DHS piloting agile cyber acquisition, CDM for cloud, CISO says
The Department of Homeland Security is developing a new acquisition management directive tailored around agile development to provide more flexibility to its cybersecurity operations, CISO Jeffery Eisensmith said Thursday.
The model is currently being piloted to help iteratively bake in the security requirements to software solutions at the same time as its development and operations, commonly known as DevOpsSec, Eisensmith said at the Consortium for IT Software Quality’s Cyber Resilience Summit as part of Washington DC CyberWeek
“You look at one of the biggest impediments we have, and it was the acquisition piece,” he said. “You can’t use an aircraft carrier acquisition style to buy agile work. If you spend a year and a half on requirements and about two-thirds of the [outsourced product development] by the time you get to your first year, it just doesn’t make sense.”
So Eisensmith said his team approached DHS with an idea: Let them create a new acquisition pilot without a pilot policy and experiment with how to make it work with the iterative process of agile development.
“We knew that the acquisition management directive for DHS to do software purchases was one that didn’t support the agile methodology, so after a lot of work and pleading and cajoling and generally begging, we got management to say, ‘Fine, we’ll let you try something new,’” he explained.
The CISO said the emerging program is still being flushed out, but he added that it provided the agency with more speed and flexibility in trying to decide the products it wants to deploy.
“The big difference is that the light products are being brought before the acquisition board on a much more frequent basis, which is what you want to do,” he said. “So far, we’ve had great success with that.”
Eisensmith also spoke about the benefits of shared services in deploying cybersecurity options for smaller agencies, a key component of the Trump administration’s cybersecurity executive order.
He said that the continuous diagnostic and mitigation program’s group F task order would soon being offering smaller agencies cloud-based cybersecurity defenses.

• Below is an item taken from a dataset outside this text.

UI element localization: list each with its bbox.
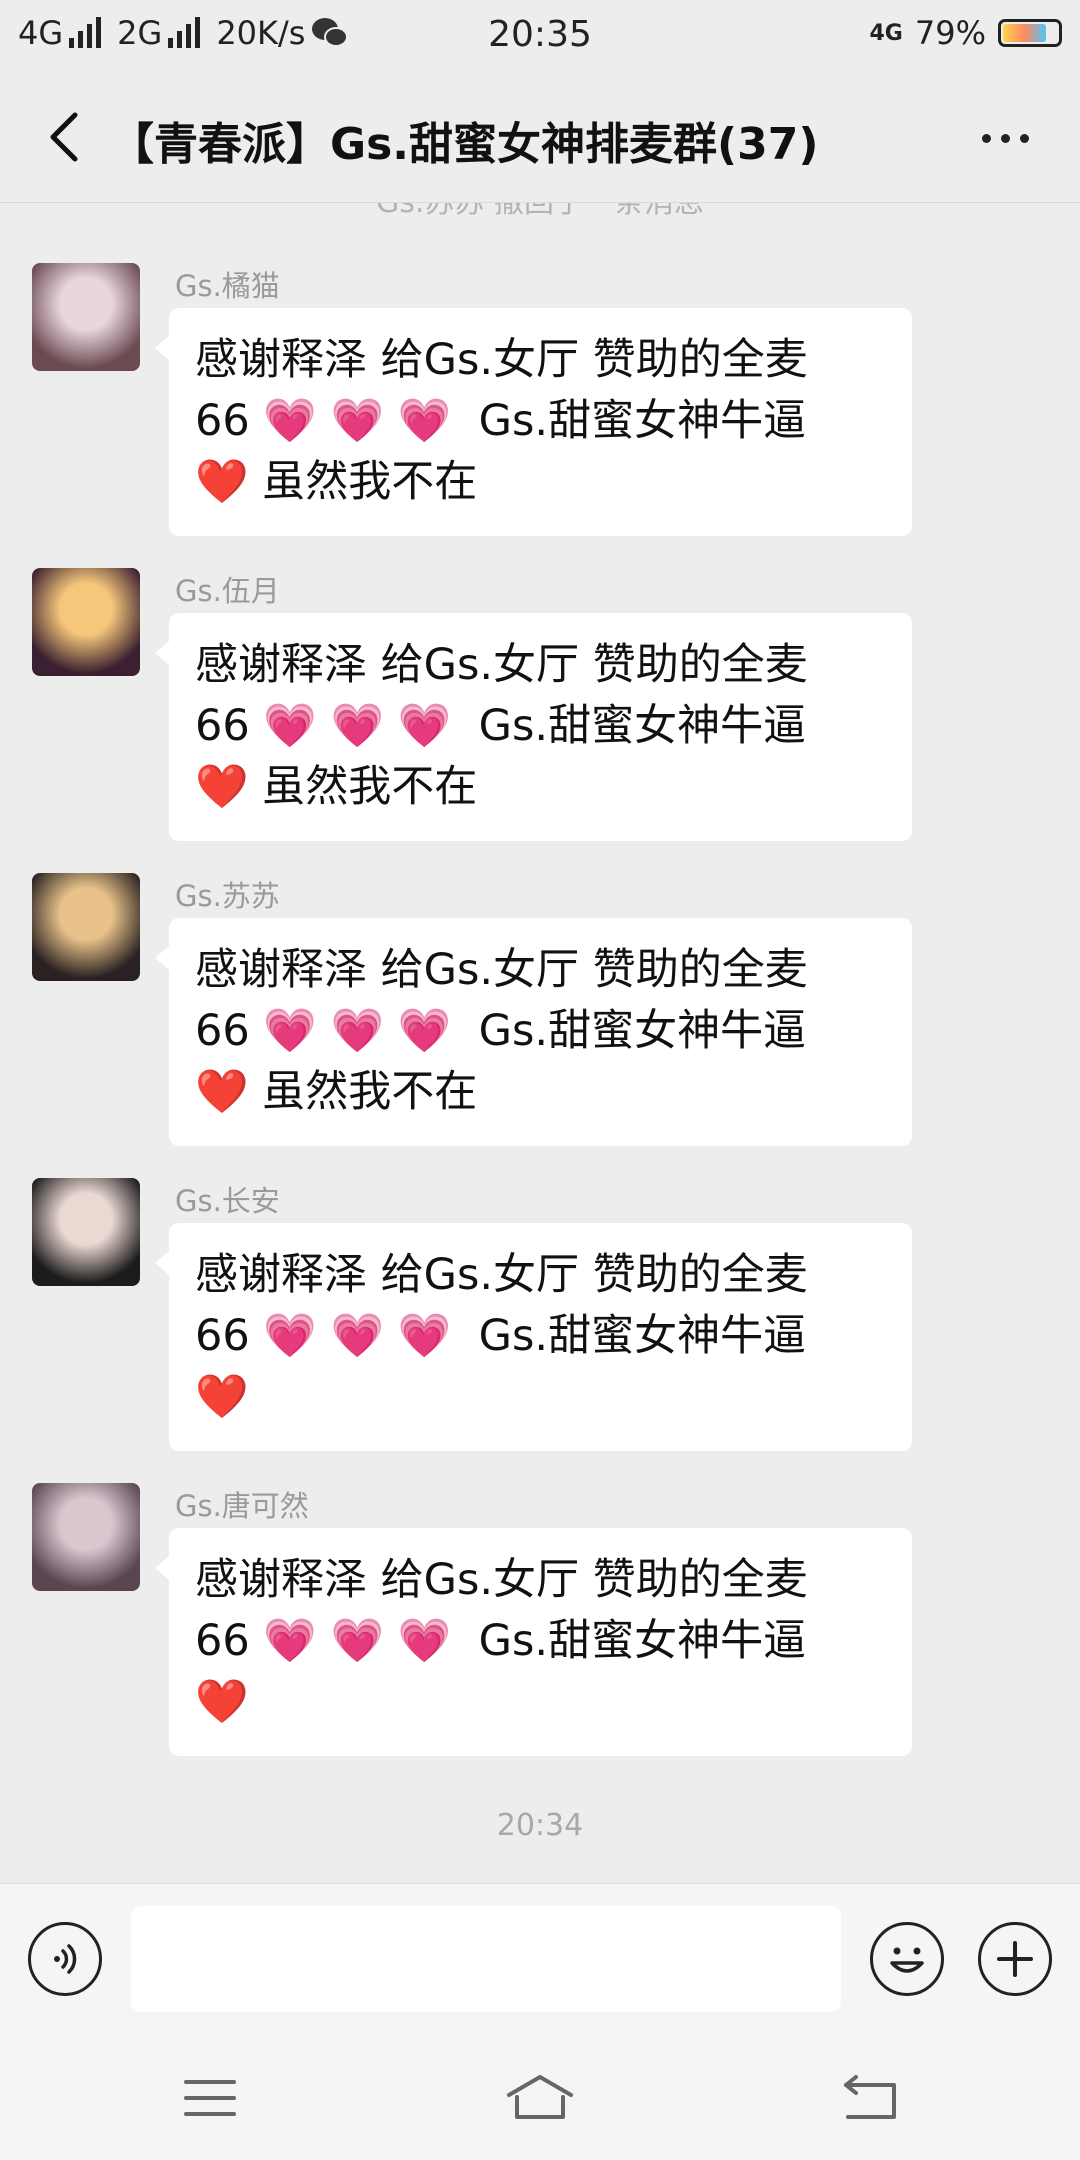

“When you talk about cybersecurity, it’s not a fair fight if you are a small or medium or micro-organization. You are just going to get creamed,” Eisensmith said. “But shared resources, group F, DHS is standing up a cloud of CDM defenses that are going to be available for smalls and micros, that’s a rock star idea that’s coming to a government near you soon.”
Small Business Administration CIO Maria Roat referenced a CDM cloud program that her agency is working on in September, saying that the agency was the first to attempt the application and was on track to complete its first phase of development by October.